Mark has lived out well the call to love me like Christ loves the church. He has made this trial so much more bearable than it could’ve been. There have been many aggravating aspects of my illness: dirty dishes yet again in the sink, coming home yet again to an anguished wife, having fewer ministry opportunities together in our home. But Mark has made it all a beautiful gift of his love to me.
As for the kids, they’ve been affected much as you’d expect. They’ve been supportive and concerned, kind and helpful. Sometimes they have secret powwows with Mark about how best to help me. Sometimes I have secret powwows with Mark about how best to help them. It’s never easy to go through something like this, especially when it’s your parent, spouse, or child involved.
We pray God will use this trial for good in our children’s lives. We hope that they’ll be encouraged to seek the Lord and find him trustworthy in their trials, just as he has been faithful to care for me through mine.
How are you doing now, physically? What’s the latest chapter in the cancer journey?
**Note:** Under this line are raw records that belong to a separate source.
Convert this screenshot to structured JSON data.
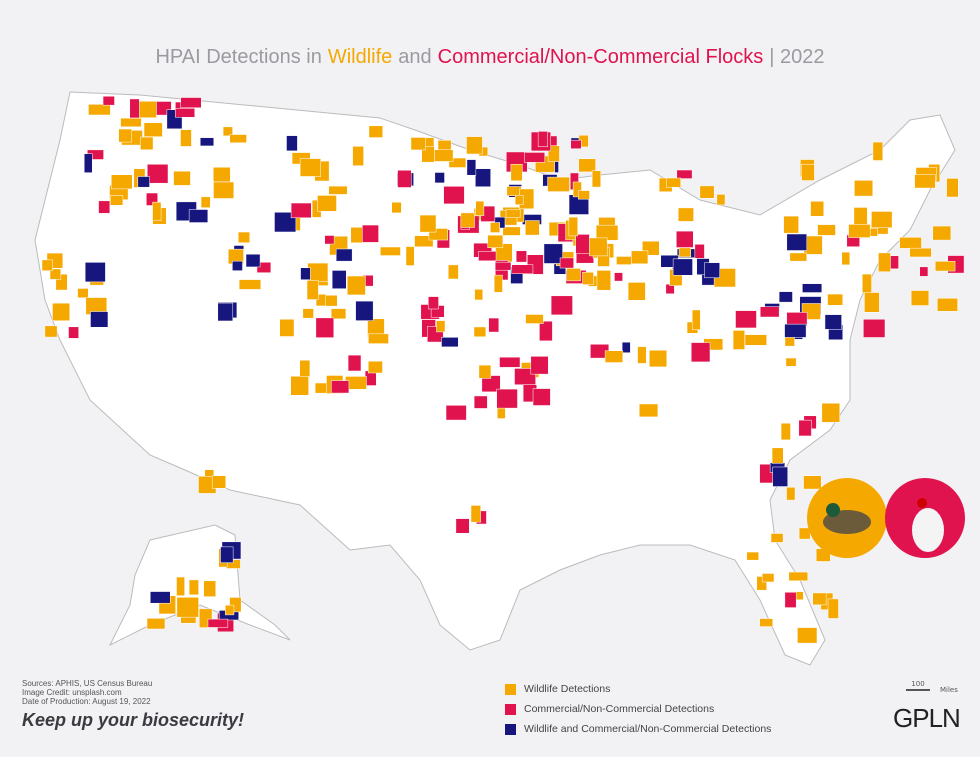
{
  "title": {
    "prefix": "HPAI Detections in",
    "wildlife": "Wildlife",
    "and": "and",
    "flocks": "Commercial/Non-Commercial Flocks",
    "year": "| 2022"
  },
  "legend": [
    {
      "label": "Wildlife Detections",
      "color": "#f5a800"
    },
    {
      "label": "Commercial/Non-Commercial Detections",
      "color": "#e0134e"
    },
    {
      "label": "Wildlife and Commercial/Non-Commercial Detections",
      "color": "#16167e"
    }
  ],
  "footer": {
    "sources": "Sources: APHIS, US Census Bureau",
    "credit": "Image Credit: unsplash.com",
    "date": "Date of Production: August 19, 2022",
    "slogan": "Keep up your biosecurity!"
  },
  "scale": {
    "distance": "100",
    "unit": "Miles"
  },
  "logo": "GPLN"
}
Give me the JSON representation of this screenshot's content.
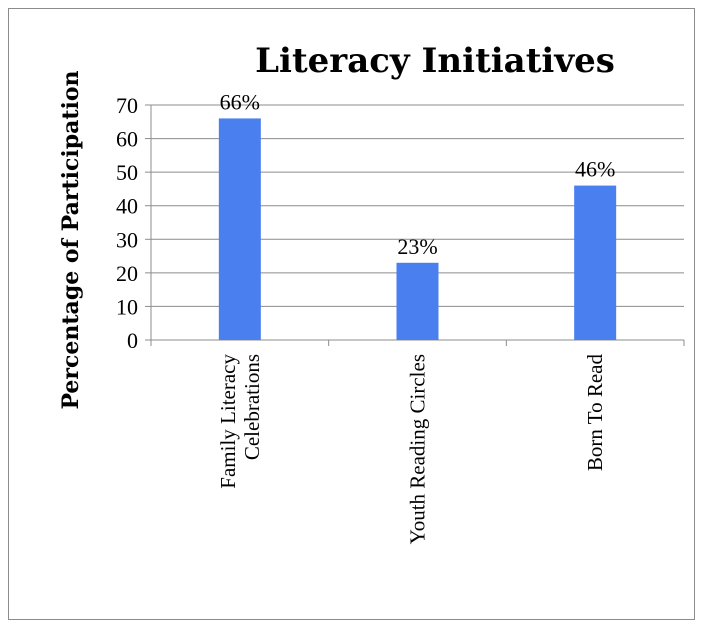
{
  "chart_data": {
    "type": "bar",
    "title": "Literacy Initiatives",
    "xlabel": "",
    "ylabel": "Percentage of Participation",
    "categories": [
      [
        "Family Literacy",
        "Celebrations"
      ],
      [
        "Youth Reading Circles"
      ],
      [
        "Born To Read"
      ]
    ],
    "values": [
      66,
      23,
      46
    ],
    "data_labels": [
      "66%",
      "23%",
      "46%"
    ],
    "yticks": [
      0,
      10,
      20,
      30,
      40,
      50,
      60,
      70
    ],
    "ylim": [
      0,
      70
    ],
    "grid": true,
    "legend": "none",
    "bar_color": "#4a7ff0",
    "grid_color": "#8c8c8c"
  }
}
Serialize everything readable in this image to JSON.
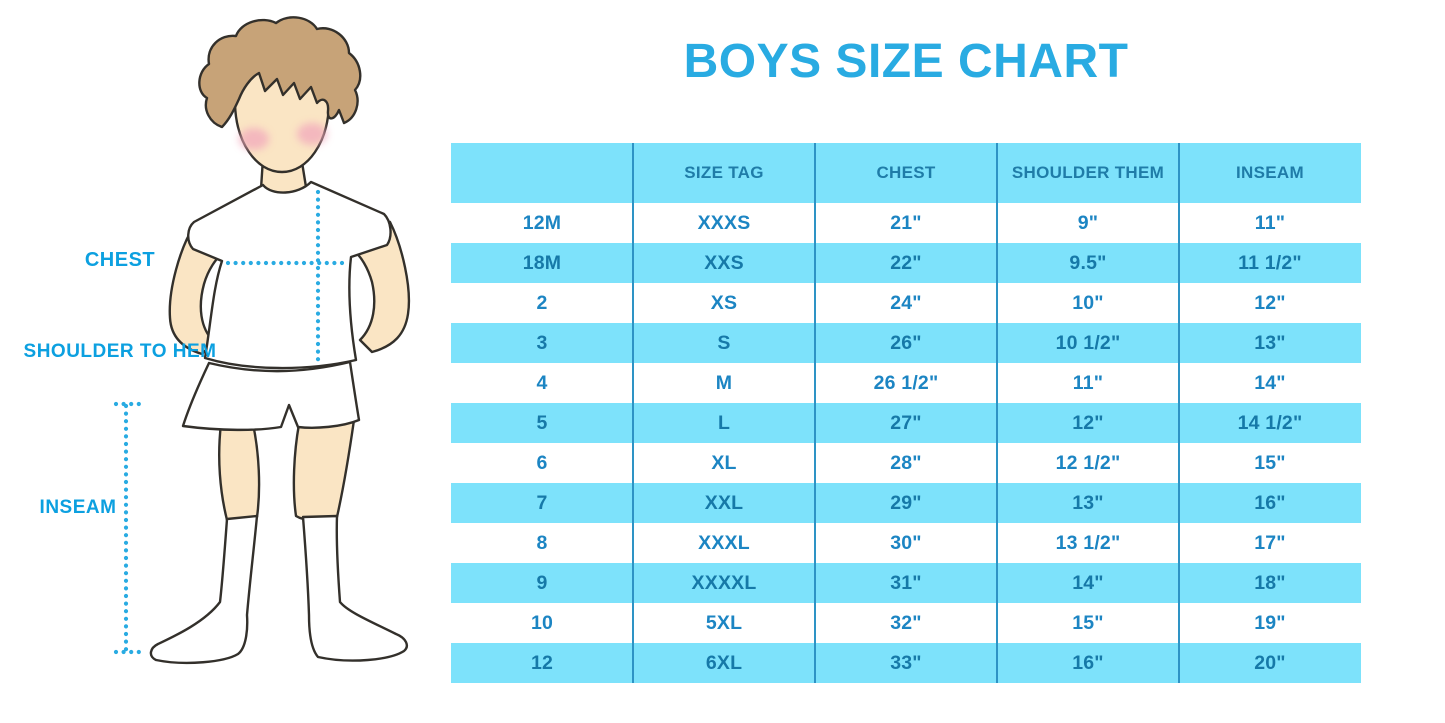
{
  "title": "BOYS SIZE CHART",
  "figure": {
    "labels": {
      "chest": "CHEST",
      "shoulder_to_hem": "SHOULDER TO HEM",
      "inseam": "INSEAM"
    }
  },
  "table": {
    "columns": [
      "",
      "SIZE TAG",
      "CHEST",
      "SHOULDER THEM",
      "INSEAM"
    ],
    "rows": [
      [
        "12M",
        "XXXS",
        "21\"",
        "9\"",
        "11\""
      ],
      [
        "18M",
        "XXS",
        "22\"",
        "9.5\"",
        "11 1/2\""
      ],
      [
        "2",
        "XS",
        "24\"",
        "10\"",
        "12\""
      ],
      [
        "3",
        "S",
        "26\"",
        "10 1/2\"",
        "13\""
      ],
      [
        "4",
        "M",
        "26 1/2\"",
        "11\"",
        "14\""
      ],
      [
        "5",
        "L",
        "27\"",
        "12\"",
        "14 1/2\""
      ],
      [
        "6",
        "XL",
        "28\"",
        "12 1/2\"",
        "15\""
      ],
      [
        "7",
        "XXL",
        "29\"",
        "13\"",
        "16\""
      ],
      [
        "8",
        "XXXL",
        "30\"",
        "13 1/2\"",
        "17\""
      ],
      [
        "9",
        "XXXXL",
        "31\"",
        "14\"",
        "18\""
      ],
      [
        "10",
        "5XL",
        "32\"",
        "15\"",
        "19\""
      ],
      [
        "12",
        "6XL",
        "33\"",
        "16\"",
        "20\""
      ]
    ]
  },
  "colors": {
    "title_blue": "#29ABE2",
    "label_blue": "#0CA0E0",
    "band_blue": "#7DE2FB",
    "grid_blue": "#2E93C5",
    "header_text": "#1F7CA8",
    "cell_text": "#1C85C3",
    "cell_text_on_band": "#1679A8",
    "dotted_line": "#29ABE2",
    "skin": "#FAE5C4",
    "hair": "#C7A378",
    "blush": "#F2A9BC",
    "outline": "#33302B"
  }
}
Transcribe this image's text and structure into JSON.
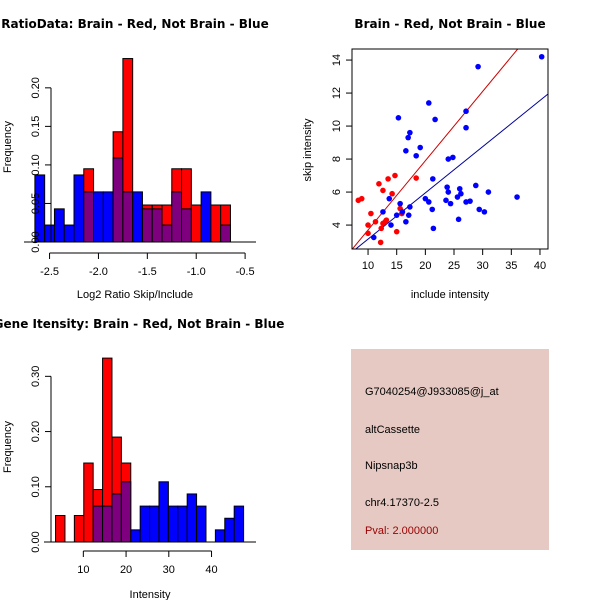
{
  "chart_data": [
    {
      "type": "bar",
      "id": "ratio-hist",
      "title": "RatioData: Brain - Red, Not Brain - Blue",
      "xlabel": "Log2 Ratio Skip/Include",
      "ylabel": "Frequency",
      "xlim": [
        -2.7,
        -0.45
      ],
      "ylim": [
        0,
        0.24
      ],
      "xticks": [
        -2.5,
        -2.0,
        -1.5,
        -1.0,
        -0.5
      ],
      "xtick_labels": [
        "-2.5",
        "-2.0",
        "-1.5",
        "-1.0",
        "-0.5"
      ],
      "yticks": [
        0.0,
        0.05,
        0.1,
        0.15,
        0.2
      ],
      "ytick_labels": [
        "0.00",
        "0.05",
        "0.10",
        "0.15",
        "0.20"
      ],
      "bin_start": -2.65,
      "bin_width": 0.1,
      "series": [
        {
          "name": "Brain",
          "color": "#ff0000",
          "values": [
            0,
            0,
            0,
            0,
            0,
            0.095,
            0,
            0,
            0.143,
            0.238,
            0,
            0.048,
            0.048,
            0.048,
            0.095,
            0.095,
            0.048,
            0,
            0.048,
            0.048
          ]
        },
        {
          "name": "Not Brain",
          "color": "#0000ff",
          "values": [
            0.087,
            0.022,
            0.043,
            0.022,
            0.087,
            0.065,
            0.065,
            0.065,
            0.109,
            0.065,
            0.065,
            0.043,
            0.043,
            0.022,
            0.065,
            0.043,
            0,
            0.065,
            0,
            0.022
          ]
        }
      ],
      "overlap_color": "#7f007f"
    },
    {
      "type": "scatter",
      "id": "intensity-scatter",
      "title": "Brain - Red, Not Brain - Blue",
      "xlabel": "include intensity",
      "ylabel": "skip intensity",
      "xlim": [
        7.2,
        41.4
      ],
      "ylim": [
        2.55,
        14.67
      ],
      "xticks": [
        10,
        15,
        20,
        25,
        30,
        35,
        40
      ],
      "yticks": [
        4,
        6,
        8,
        10,
        12,
        14
      ],
      "lines": [
        {
          "name": "brain-fit",
          "color": "#cc0000",
          "slope": 0.42,
          "intercept": -0.5
        },
        {
          "name": "not-brain-fit",
          "color": "#000099",
          "slope": 0.28,
          "intercept": 0.35
        }
      ],
      "series": [
        {
          "name": "Brain",
          "color": "#ff0000",
          "points": [
            [
              8.3,
              5.5
            ],
            [
              8.9,
              5.6
            ],
            [
              10.5,
              4.7
            ],
            [
              10.0,
              4.0
            ],
            [
              10.0,
              3.5
            ],
            [
              11.3,
              4.2
            ],
            [
              11.9,
              6.5
            ],
            [
              12.6,
              6.1
            ],
            [
              12.3,
              3.8
            ],
            [
              12.6,
              4.1
            ],
            [
              12.2,
              2.95
            ],
            [
              13.0,
              4.2
            ],
            [
              13.2,
              4.3
            ],
            [
              13.5,
              6.8
            ],
            [
              14.2,
              5.9
            ],
            [
              14.7,
              7.0
            ],
            [
              15.0,
              3.6
            ],
            [
              15.6,
              5.0
            ],
            [
              15.9,
              4.7
            ],
            [
              18.4,
              6.85
            ]
          ]
        },
        {
          "name": "Not Brain",
          "color": "#0000ff",
          "points": [
            [
              40.3,
              14.2
            ],
            [
              29.2,
              13.6
            ],
            [
              20.6,
              11.4
            ],
            [
              15.3,
              10.5
            ],
            [
              21.7,
              10.4
            ],
            [
              27.1,
              10.9
            ],
            [
              27.1,
              9.9
            ],
            [
              17.3,
              9.6
            ],
            [
              17.0,
              9.3
            ],
            [
              19.1,
              8.7
            ],
            [
              16.6,
              8.5
            ],
            [
              18.4,
              8.2
            ],
            [
              24.0,
              8.0
            ],
            [
              24.8,
              8.1
            ],
            [
              21.3,
              6.8
            ],
            [
              13.7,
              5.6
            ],
            [
              12.6,
              4.8
            ],
            [
              11.0,
              3.25
            ],
            [
              14.0,
              4.0
            ],
            [
              15.0,
              4.6
            ],
            [
              15.6,
              5.3
            ],
            [
              16.0,
              4.8
            ],
            [
              16.6,
              4.2
            ],
            [
              17.1,
              4.6
            ],
            [
              17.3,
              5.1
            ],
            [
              20.0,
              5.6
            ],
            [
              20.6,
              5.4
            ],
            [
              21.2,
              4.95
            ],
            [
              21.4,
              3.8
            ],
            [
              23.6,
              5.5
            ],
            [
              23.8,
              6.3
            ],
            [
              24.0,
              6.0
            ],
            [
              24.4,
              5.3
            ],
            [
              25.6,
              5.7
            ],
            [
              25.8,
              4.35
            ],
            [
              26.0,
              6.2
            ],
            [
              26.2,
              5.9
            ],
            [
              27.1,
              5.4
            ],
            [
              27.8,
              5.45
            ],
            [
              28.8,
              6.4
            ],
            [
              29.4,
              4.95
            ],
            [
              30.3,
              4.8
            ],
            [
              31.0,
              6.0
            ],
            [
              36.0,
              5.7
            ]
          ]
        }
      ]
    },
    {
      "type": "bar",
      "id": "gene-intensity-hist",
      "title": "Gene Itensity: Brain - Red, Not Brain - Blue",
      "xlabel": "Intensity",
      "ylabel": "Frequency",
      "xlim": [
        2.2,
        49
      ],
      "ylim": [
        0,
        0.335
      ],
      "xticks": [
        10,
        20,
        30,
        40
      ],
      "xtick_labels": [
        "10",
        "20",
        "30",
        "40"
      ],
      "yticks": [
        0.0,
        0.1,
        0.2,
        0.3
      ],
      "ytick_labels": [
        "0.00",
        "0.10",
        "0.20",
        "0.30"
      ],
      "bin_start": 3.5,
      "bin_width": 2.2,
      "series": [
        {
          "name": "Brain",
          "color": "#ff0000",
          "values": [
            0.048,
            0,
            0.048,
            0.143,
            0.095,
            0.333,
            0.19,
            0.143,
            0,
            0,
            0,
            0,
            0,
            0,
            0,
            0,
            0,
            0,
            0,
            0
          ]
        },
        {
          "name": "Not Brain",
          "color": "#0000ff",
          "values": [
            0,
            0,
            0,
            0,
            0.065,
            0.065,
            0.087,
            0.109,
            0.022,
            0.065,
            0.065,
            0.109,
            0.065,
            0.065,
            0.087,
            0.065,
            0,
            0.022,
            0.043,
            0.065
          ]
        }
      ],
      "overlap_color": "#7f007f"
    }
  ],
  "info_panel": {
    "probe_id": "G7040254@J933085@j_at",
    "event_type": "altCassette",
    "gene": "Nipsnap3b",
    "location": "chr4.17370-2.5",
    "pval": "Pval: 2.000000",
    "pval_color": "#990000",
    "background": "#e6c9c2"
  }
}
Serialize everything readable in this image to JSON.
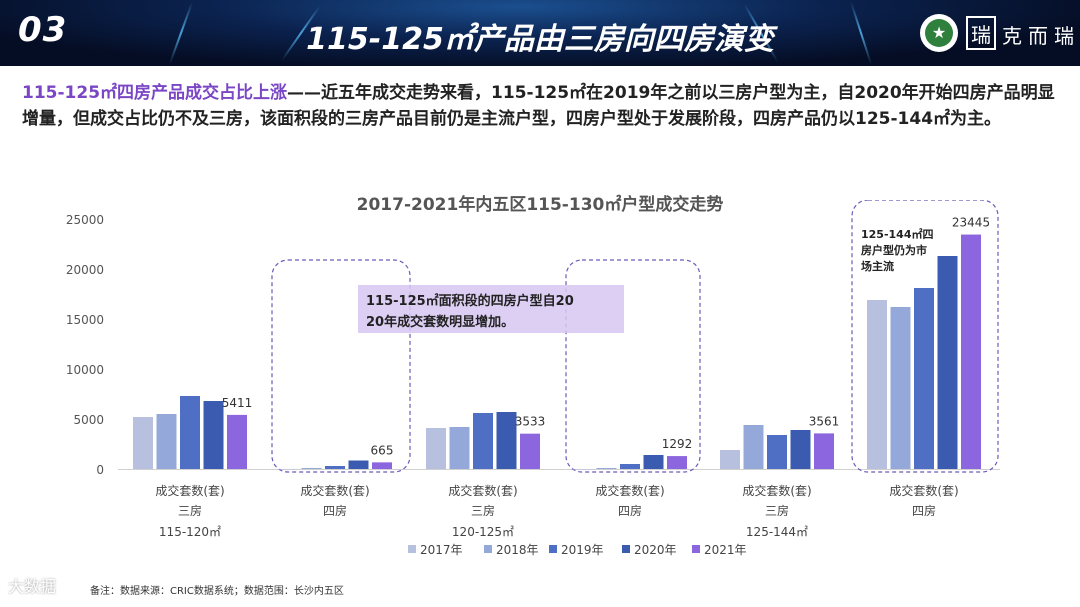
{
  "header": {
    "section_number": "03",
    "title": "115-125㎡产品由三房向四房演变",
    "logo_text": "克而瑞"
  },
  "intro": {
    "lead": "115-125㎡四房产品成交占比上涨",
    "body": "——近五年成交走势来看，115-125㎡在2019年之前以三房户型为主，自2020年开始四房产品明显增量，但成交占比仍不及三房，该面积段的三房产品目前仍是主流户型，四房户型处于发展阶段，四房产品仍以125-144㎡为主。"
  },
  "source": "备注：数据来源：CRIC数据系统；数据范围：长沙内五区",
  "watermark": "大数据",
  "chart_data": {
    "type": "bar",
    "title": "2017-2021年内五区115-130㎡户型成交走势",
    "ylim": [
      0,
      25000
    ],
    "yticks": [
      0,
      5000,
      10000,
      15000,
      20000,
      25000
    ],
    "grid": false,
    "legend_position": "bottom",
    "groups": [
      {
        "metric": "成交套数(套)",
        "rooms": "三房",
        "area": "115-120㎡"
      },
      {
        "metric": "成交套数(套)",
        "rooms": "四房",
        "area": ""
      },
      {
        "metric": "成交套数(套)",
        "rooms": "三房",
        "area": "120-125㎡"
      },
      {
        "metric": "成交套数(套)",
        "rooms": "四房",
        "area": ""
      },
      {
        "metric": "成交套数(套)",
        "rooms": "三房",
        "area": "125-144㎡"
      },
      {
        "metric": "成交套数(套)",
        "rooms": "四房",
        "area": ""
      }
    ],
    "series": [
      {
        "name": "2017年",
        "color": "#b7c1df",
        "values": [
          5200,
          0,
          4100,
          0,
          1900,
          16900
        ]
      },
      {
        "name": "2018年",
        "color": "#95a8da",
        "values": [
          5500,
          100,
          4200,
          100,
          4400,
          16200
        ]
      },
      {
        "name": "2019年",
        "color": "#4f6fc4",
        "values": [
          7300,
          300,
          5600,
          500,
          3400,
          18100
        ]
      },
      {
        "name": "2020年",
        "color": "#3a5bb0",
        "values": [
          6800,
          850,
          5700,
          1400,
          3900,
          21300
        ]
      },
      {
        "name": "2021年",
        "color": "#8b66df",
        "values": [
          5411,
          665,
          3533,
          1292,
          3561,
          23445
        ]
      }
    ],
    "data_labels": [
      "5411",
      "665",
      "3533",
      "1292",
      "3561",
      "23445"
    ],
    "annotations": [
      {
        "text": "115-125㎡面积段的四房户型自2020年成交套数明显增加。"
      },
      {
        "text": "125-144㎡四房户型仍为市场主流"
      }
    ]
  }
}
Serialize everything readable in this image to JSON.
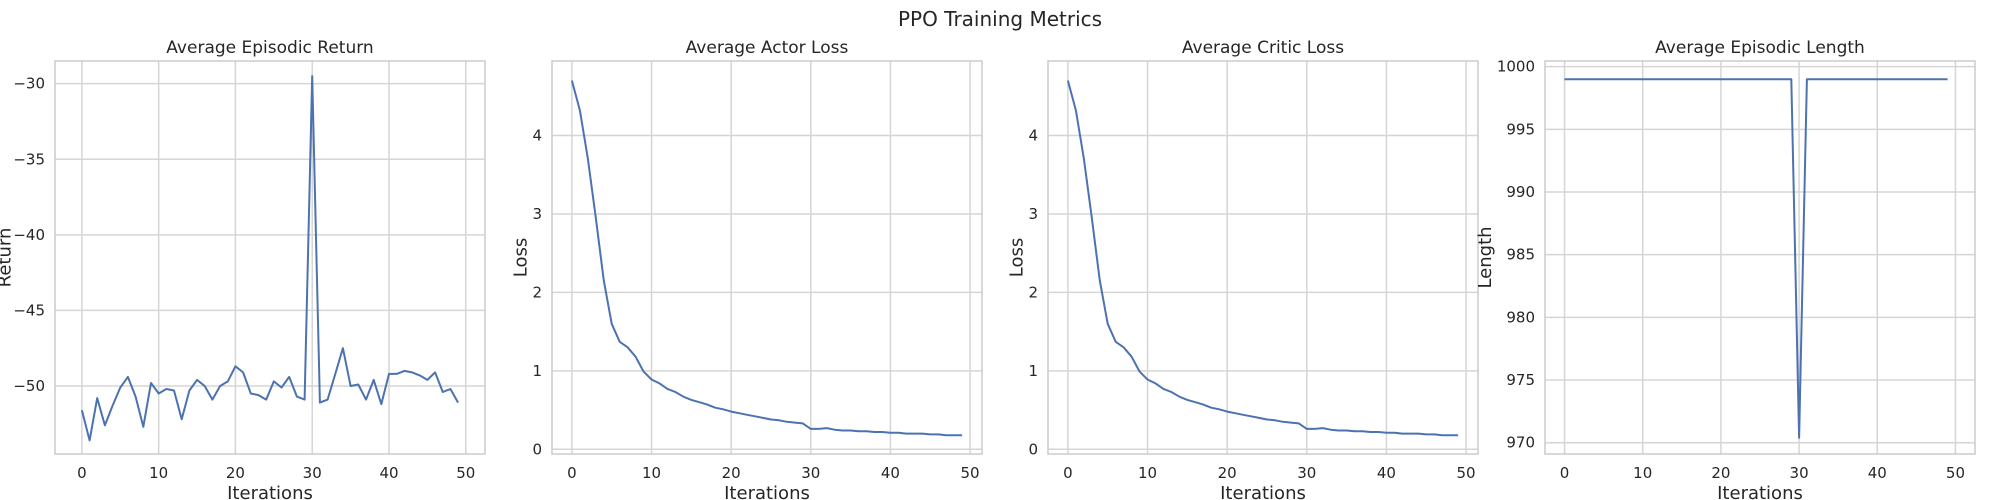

Life is still really rough. Sometimes people have this thyroid surgery and radiation, start taking their little hormone replacement pills, and call it a day. I’ve not been one of those. There have been many permanent changes, both physically and mentally. I still have suspicious growths in my neck that they’re monitoring for more cancer.
And unfortunately, this summer I was diagnosed with a rare disorder that occurs in only 0.5 percent of all people who have thyroid surgery. It’s called hypoparathyroidism. Parathyroids are four rice-grain-sized glands that sit near the thyroid and regulate calcium and phosphate in the body. Many people get temporary damage to these glands after neck surgery. My damage has turned out to be permanent, and it’s getting worse. It takes monitoring throughout the day (and night), sort of like diabetes.
I’m just beginning to learn how to manage this condition. Doctors say it can take quite a while to get under control. Since so many things affect your calcium levels and my parathyroids are “off duty,” I never know exactly what will trigger the next low-calcium event and how bad it will be. It makes me think twice every time I leave the house, even for a walk around the block or to weed the garden. At this point, even small things can trigger muscle spasms or heart palpitations, if I sweat too much and lose too much calcium. I’m being stretched to trust God even with the adventure of pulling dandelions. Who knew that day would come! Please pray for me! It should get better as I learn more.
You wrote in the introduction of He Will Hold Me Fast that you didn’t want to “waste a speck of this trial,” and that you wanted to “know God so intimately that I could laugh at the days ahead, looking to God’s bountiful resources instead of my puny ones to meet them.” What do you think God has done already through your cancer journey?
I’m so grateful people have been encouraged, both in my weakness and also in God’s faithfulness to carry me. I’m happy to think someone else might be helped by anything they’ve seen in my life. That’s been a wonderful way God has not let these sorrows be wasted.
And—as hard as it’s been for me to carry on through this trial (which is looking to be a lifetime event now)—God has been answering my prayers to not waste these sorrows in my soul, and doing it in his typical “pressed down and overflowing” way. He’s taught me I most assuredly do not have what it takes to cope with my trials on my own, and I was never meant to. He’s taught me to not be so scared when I see huge unknowns ahead. I’m not sure I’m doing much laughing about the days ahead yet, but there’s a growing, quiet confidence that runs deeper than ever. God has planned this journey, and he loves me. He’s doing more than I can know. And he is holding me fast, right in his everlasting arms.